Interview follow-ups

Could this be solved with BFS instead of DFS?

Yes. The traversal order does not matter here because the goal is only to mark every border-connected O. A queue-based BFS would start from the same border cells and visit the same connected components, just in a different order. It is correct for the same reason as DFS: every discovered cell has a path to the border, so it must stay O. The time complexity remains O(rows * cols), and the worst-case auxiliary space is still O(rows * cols). BFS can feel a bit more natural for some candidates, while iterative DFS often leads to slightly smaller code.

How would the solution change if diagonal neighbors also counted as connected?

The main idea stays exactly the same. The only change is the neighborhood definition: instead of four directions, the traversal would use eight directions. Border-connected cells would still be the safe cells, and every unmarked O would still be enclosed under the updated connectivity rule. The correctness argument is unchanged because it depends only on reachability from the border. The complexity remains O(rows * cols), but each step checks more neighbors, so the constant factor is a bit larger.

How would you solve this with Union-Find?

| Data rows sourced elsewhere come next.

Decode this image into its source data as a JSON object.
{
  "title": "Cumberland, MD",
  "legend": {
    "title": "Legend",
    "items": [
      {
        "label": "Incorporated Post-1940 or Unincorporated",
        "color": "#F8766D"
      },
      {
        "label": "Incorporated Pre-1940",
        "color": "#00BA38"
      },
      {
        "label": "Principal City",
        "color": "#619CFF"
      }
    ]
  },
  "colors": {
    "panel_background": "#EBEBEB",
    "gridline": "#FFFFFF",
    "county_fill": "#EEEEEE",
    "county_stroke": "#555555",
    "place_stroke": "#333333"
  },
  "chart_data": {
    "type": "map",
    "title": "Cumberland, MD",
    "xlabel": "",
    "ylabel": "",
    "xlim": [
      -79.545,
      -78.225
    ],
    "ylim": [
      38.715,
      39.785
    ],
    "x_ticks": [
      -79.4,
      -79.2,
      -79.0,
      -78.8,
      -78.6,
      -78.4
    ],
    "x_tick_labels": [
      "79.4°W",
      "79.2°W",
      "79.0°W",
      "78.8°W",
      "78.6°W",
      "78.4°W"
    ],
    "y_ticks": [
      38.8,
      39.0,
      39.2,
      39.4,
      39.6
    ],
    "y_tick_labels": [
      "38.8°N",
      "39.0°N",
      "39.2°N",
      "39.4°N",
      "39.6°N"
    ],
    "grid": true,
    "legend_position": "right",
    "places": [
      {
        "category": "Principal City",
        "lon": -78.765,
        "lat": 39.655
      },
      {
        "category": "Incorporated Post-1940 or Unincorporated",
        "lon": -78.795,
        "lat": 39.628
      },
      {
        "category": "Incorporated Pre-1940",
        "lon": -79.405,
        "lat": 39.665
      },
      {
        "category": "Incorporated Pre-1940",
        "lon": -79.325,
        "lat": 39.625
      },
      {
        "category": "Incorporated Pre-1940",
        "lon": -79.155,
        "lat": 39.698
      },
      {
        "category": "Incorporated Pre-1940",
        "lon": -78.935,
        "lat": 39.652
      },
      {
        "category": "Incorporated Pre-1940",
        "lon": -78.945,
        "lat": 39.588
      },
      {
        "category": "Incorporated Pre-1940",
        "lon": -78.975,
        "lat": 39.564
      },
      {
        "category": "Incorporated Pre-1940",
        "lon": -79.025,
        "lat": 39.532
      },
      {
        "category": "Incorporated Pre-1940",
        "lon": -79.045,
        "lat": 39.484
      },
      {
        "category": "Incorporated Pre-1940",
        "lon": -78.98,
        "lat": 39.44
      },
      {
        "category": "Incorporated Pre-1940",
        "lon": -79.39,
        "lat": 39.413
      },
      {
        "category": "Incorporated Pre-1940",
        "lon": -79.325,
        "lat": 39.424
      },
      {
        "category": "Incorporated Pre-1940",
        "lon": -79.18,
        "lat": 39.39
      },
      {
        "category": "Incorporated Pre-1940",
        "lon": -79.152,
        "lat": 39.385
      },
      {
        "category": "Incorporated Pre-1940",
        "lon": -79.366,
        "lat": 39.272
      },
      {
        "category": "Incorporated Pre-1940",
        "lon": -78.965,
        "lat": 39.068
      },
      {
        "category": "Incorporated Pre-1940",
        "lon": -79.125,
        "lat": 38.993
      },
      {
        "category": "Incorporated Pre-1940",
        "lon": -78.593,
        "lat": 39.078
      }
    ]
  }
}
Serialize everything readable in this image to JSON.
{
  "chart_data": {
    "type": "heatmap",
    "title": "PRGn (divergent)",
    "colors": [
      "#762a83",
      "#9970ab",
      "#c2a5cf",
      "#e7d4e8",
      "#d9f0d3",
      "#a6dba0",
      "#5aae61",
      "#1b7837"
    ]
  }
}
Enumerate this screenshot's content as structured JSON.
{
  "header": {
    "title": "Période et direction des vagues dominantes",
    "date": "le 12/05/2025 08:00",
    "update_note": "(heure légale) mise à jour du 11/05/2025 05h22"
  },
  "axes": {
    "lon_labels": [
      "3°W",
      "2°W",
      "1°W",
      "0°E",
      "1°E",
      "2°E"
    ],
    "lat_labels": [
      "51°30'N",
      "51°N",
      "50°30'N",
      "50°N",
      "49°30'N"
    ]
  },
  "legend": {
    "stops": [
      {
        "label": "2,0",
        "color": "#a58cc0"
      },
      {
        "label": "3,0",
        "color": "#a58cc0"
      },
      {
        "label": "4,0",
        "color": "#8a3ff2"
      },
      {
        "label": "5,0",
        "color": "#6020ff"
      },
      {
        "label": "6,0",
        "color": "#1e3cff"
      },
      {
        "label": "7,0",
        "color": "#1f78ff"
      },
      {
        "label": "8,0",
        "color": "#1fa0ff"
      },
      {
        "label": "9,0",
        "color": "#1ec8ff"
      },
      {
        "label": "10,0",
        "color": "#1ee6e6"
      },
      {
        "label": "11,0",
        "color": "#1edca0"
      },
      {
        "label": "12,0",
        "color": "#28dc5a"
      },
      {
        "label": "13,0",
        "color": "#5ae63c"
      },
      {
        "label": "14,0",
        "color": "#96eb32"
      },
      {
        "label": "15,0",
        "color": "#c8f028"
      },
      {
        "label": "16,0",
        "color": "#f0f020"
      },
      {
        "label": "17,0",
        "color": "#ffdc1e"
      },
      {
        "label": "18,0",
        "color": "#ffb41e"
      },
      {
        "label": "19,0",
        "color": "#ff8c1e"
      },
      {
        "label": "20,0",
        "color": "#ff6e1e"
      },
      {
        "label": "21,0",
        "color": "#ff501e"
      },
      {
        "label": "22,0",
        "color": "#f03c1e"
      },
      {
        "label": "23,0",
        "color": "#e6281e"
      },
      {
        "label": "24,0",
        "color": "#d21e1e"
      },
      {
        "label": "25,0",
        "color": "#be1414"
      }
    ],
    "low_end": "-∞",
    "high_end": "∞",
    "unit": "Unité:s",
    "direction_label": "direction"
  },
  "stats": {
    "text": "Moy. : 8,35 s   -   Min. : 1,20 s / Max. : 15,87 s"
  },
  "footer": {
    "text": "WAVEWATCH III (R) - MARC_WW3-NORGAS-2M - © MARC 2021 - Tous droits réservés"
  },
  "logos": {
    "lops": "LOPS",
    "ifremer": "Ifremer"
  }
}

Create one node for each O cell and add one extra dummy node representing the border. Union every border O with the dummy node, and union adjacent O cells with each other. After building the structure, any O cell not connected to the dummy node must be enclosed and should be flipped. This works because connectivity to the dummy node is exactly the same as connectivity to the border. The time complexity is effectively linear, often written as O(rows * cols * alpha(rows * cols)), but it needs O(rows * cols) extra memory for the disjoint-set structure. It is a solid alternative, though usually not the simplest interview answer.

What if the interviewer wants to minimize extra memory beyond the board itself?

The in-place marking approach already avoids a separate visited matrix, which is the biggest easy win. However, a graph traversal still needs a stack or queue unless recursion is used, and recursion can hit Python’s depth limit on large boards. In an interview, the practical answer is to keep the in-place sentinel marking and use an iterative stack, since it is robust and easy to reason about. If the interviewer insists on strictly constant auxiliary memory, that becomes a much more specialized problem and usually moves beyond the intended scope of the standard LeetCode version.